Las nuevas generaciones muestran poco interés por el cine clásico, pero los cinéfilos, con independencia de su edad, admiten unánimemente que John Ford es el director más grande de todos los tiempos, una especie de Homero o Shakespeare del séptimo arte. ¿Por qué goza de ese reconocimiento? No hay un solo motivo. Su estilo es una de las claves de la admiración que suscita. Extraordinariamente preciso, Ford solo necesitó doce mil metros de película para rodar El joven Lincoln, una cifra asombrosa, si tenemos en cuenta que George Stevens llegó a emplear doscientos cincuenta mil en varios de sus filmes.

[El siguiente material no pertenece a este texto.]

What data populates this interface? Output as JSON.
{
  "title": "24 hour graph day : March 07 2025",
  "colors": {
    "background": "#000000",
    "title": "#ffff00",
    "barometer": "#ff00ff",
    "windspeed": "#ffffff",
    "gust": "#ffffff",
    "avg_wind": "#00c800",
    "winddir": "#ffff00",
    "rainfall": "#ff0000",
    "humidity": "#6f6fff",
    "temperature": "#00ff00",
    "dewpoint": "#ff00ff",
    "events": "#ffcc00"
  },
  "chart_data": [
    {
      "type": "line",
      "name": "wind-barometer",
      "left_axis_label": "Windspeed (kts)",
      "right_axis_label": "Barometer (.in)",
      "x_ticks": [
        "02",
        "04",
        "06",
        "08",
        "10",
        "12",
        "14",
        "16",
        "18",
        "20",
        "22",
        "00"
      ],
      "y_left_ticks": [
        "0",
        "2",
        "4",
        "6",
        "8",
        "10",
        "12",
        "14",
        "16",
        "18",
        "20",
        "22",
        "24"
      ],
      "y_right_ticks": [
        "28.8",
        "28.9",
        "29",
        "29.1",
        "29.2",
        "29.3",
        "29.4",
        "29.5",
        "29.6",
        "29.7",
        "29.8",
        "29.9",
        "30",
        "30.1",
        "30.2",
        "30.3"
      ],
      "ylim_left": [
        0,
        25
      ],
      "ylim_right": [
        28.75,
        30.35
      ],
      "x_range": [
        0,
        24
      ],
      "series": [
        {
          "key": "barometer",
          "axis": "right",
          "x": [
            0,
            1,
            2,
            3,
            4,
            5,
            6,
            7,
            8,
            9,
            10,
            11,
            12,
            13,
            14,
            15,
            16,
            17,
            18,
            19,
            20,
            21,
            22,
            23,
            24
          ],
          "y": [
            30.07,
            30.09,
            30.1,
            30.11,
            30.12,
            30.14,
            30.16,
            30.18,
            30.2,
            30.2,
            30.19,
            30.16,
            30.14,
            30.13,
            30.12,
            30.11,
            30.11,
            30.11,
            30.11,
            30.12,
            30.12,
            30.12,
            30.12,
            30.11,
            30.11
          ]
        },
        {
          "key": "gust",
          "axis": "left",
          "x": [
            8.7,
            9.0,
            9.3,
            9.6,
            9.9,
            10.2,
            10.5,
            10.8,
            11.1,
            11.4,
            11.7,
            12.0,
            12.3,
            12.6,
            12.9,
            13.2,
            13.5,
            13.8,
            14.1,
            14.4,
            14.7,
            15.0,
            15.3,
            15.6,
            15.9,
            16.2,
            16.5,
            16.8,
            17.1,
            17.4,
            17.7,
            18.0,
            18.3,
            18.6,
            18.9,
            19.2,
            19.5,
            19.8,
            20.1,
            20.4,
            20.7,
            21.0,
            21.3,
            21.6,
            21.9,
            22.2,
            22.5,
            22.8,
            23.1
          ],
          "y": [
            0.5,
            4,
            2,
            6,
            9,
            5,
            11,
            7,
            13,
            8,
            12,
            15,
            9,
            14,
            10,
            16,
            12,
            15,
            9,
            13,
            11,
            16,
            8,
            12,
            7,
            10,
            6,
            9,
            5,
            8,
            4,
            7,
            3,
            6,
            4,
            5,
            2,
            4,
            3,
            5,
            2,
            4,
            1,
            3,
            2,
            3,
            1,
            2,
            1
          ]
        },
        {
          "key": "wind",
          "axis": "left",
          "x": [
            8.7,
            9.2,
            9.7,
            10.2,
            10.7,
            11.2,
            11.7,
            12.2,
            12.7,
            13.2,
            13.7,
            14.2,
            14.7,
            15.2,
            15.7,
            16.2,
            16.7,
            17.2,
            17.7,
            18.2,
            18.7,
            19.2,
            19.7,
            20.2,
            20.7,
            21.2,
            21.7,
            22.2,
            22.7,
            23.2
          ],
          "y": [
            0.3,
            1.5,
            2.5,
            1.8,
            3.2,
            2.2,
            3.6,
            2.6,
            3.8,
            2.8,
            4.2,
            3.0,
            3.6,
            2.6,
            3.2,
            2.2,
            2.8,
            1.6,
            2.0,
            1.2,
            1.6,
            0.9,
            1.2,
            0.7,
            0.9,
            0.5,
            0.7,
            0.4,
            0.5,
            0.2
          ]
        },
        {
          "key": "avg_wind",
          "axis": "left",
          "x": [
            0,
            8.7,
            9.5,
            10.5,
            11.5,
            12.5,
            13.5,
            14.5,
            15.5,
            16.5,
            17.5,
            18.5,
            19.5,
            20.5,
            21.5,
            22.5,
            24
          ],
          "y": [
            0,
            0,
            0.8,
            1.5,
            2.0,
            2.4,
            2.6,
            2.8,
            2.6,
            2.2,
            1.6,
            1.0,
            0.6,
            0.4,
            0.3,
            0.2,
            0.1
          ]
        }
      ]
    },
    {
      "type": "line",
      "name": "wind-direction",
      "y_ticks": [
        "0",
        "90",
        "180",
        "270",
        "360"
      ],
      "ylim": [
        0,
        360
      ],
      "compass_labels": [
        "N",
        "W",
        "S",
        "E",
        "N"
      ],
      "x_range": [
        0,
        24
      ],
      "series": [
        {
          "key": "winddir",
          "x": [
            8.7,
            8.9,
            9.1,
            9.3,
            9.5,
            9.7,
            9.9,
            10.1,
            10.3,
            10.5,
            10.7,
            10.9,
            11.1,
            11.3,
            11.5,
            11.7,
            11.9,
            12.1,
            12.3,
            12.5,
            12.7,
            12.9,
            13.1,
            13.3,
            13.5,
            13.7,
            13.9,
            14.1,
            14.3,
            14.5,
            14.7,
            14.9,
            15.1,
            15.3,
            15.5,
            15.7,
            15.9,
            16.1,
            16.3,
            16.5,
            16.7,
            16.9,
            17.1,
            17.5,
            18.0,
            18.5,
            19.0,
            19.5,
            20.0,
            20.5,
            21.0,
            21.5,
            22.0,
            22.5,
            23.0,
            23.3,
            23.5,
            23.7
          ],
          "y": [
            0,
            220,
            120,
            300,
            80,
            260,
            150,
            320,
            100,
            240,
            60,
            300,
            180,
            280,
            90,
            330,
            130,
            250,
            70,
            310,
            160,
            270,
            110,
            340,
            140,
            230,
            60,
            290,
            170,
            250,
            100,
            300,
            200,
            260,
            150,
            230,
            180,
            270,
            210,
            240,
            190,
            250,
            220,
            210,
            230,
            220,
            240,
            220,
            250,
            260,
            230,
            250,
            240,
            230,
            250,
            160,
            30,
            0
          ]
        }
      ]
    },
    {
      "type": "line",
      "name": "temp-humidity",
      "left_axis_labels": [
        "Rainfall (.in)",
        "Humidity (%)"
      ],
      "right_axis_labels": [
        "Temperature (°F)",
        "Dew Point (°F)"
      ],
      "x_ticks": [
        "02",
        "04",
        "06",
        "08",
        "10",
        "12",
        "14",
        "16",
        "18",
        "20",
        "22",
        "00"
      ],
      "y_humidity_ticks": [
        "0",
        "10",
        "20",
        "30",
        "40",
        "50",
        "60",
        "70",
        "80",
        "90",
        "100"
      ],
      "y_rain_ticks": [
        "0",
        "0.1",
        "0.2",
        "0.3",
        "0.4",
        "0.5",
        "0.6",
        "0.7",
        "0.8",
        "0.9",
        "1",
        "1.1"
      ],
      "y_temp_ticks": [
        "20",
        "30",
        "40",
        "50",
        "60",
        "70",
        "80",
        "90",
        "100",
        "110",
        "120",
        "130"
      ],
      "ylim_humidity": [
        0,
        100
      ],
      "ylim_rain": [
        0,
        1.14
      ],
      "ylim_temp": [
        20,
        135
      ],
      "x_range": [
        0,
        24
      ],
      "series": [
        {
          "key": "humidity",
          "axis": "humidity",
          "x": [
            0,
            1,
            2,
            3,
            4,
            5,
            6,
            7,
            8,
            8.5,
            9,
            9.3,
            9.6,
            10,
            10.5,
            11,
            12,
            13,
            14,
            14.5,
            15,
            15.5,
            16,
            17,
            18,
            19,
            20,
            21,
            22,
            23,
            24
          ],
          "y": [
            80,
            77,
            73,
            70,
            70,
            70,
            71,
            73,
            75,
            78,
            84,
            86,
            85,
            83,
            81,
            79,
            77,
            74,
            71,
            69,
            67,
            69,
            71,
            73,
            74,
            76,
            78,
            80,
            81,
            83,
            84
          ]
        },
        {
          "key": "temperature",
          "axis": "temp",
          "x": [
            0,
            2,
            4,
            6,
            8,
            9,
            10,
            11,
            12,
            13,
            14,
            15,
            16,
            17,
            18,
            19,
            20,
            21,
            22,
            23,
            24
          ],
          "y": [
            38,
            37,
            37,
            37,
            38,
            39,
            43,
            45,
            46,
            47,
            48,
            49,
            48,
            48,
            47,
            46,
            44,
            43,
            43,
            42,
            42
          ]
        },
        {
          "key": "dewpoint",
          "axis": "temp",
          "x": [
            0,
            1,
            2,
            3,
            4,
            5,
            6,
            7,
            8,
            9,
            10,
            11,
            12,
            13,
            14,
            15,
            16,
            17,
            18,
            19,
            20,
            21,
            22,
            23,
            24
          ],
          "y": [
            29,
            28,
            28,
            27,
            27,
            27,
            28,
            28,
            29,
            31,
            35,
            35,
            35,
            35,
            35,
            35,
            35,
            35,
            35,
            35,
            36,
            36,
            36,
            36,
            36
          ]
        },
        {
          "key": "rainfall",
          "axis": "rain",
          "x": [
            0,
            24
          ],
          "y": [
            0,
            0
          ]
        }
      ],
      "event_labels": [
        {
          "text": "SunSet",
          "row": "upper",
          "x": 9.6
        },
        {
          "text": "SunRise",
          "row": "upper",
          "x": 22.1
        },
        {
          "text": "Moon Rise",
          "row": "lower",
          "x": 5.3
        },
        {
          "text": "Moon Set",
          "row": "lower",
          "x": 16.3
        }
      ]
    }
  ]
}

Si hubiera que seleccionar algunos adjetivos para definir su estilo, creo que lo más adecuados serían transparencia, inmediatez, naturalidad
Esa economía de medios no solo era fruto de la precisión, sino una forma de preservar la versión original de la película. Ford no quería que su obra sufriera mutilaciones en la sala de montaje o se alterara su ritmo. Su propósito era garantizar un concepto del cine que excluía cualquier artificio. Su idea de la dirección es artesanal, no artística. Por eso la cámara nunca delata su presencia. No pretende expresar un punto de vista, sino ser un testigo imparcial. Lo esencial no son los planos, sino la trama.
Si hubiera que seleccionar algunos adjetivos para definir su estilo, creo que lo más adecuados serían transparencia, inmediatez, naturalidad. Ese clasicismo no es incompatible con la poesía. De hecho, Ford salpica su obra con notas líricas, como el pañuelo de Doc Holliday (Victor Mature) suspendido sobre una valla después de su muerte en Pasión de los fuertes, las flores que Olivia (Joanne Dru) entrega en La Legión invencible al capitán Nathan Brittles (John Wayne) para la tumba de su mujer o la flor de cactus que aparece una y otra vez en El hombre que mató a Liberty Valance.
Al margen del estilo, John Ford creó un universo propio, con unos temas muy definidos que reflejaban su concepción de la vida. Ford era un patriota. Se enorgullecía de su nacionalidad estadounidense, pero no ignoraba que el sueño americano escondía sombras: racismo, violencia, desigualdad. Sin embargo, admiraba la epopeya de un país que se había forjado con el trabajo y la abnegación de los pioneros, gente sencilla que había labrado la tierra y construido un hogar en lugares salvajes, donde sobrevivir al paso de las estaciones, los forajidos y los nativos hostiles no era fácil. Esos hogares acabaron tejiendo una comunidad que se extendió cada vez más hasta formar un país. Para Ford, la noción de hogar siempre tuvo una extraordinaria importancia. El ser humano necesita raíces. No puedo sobrevivir solo.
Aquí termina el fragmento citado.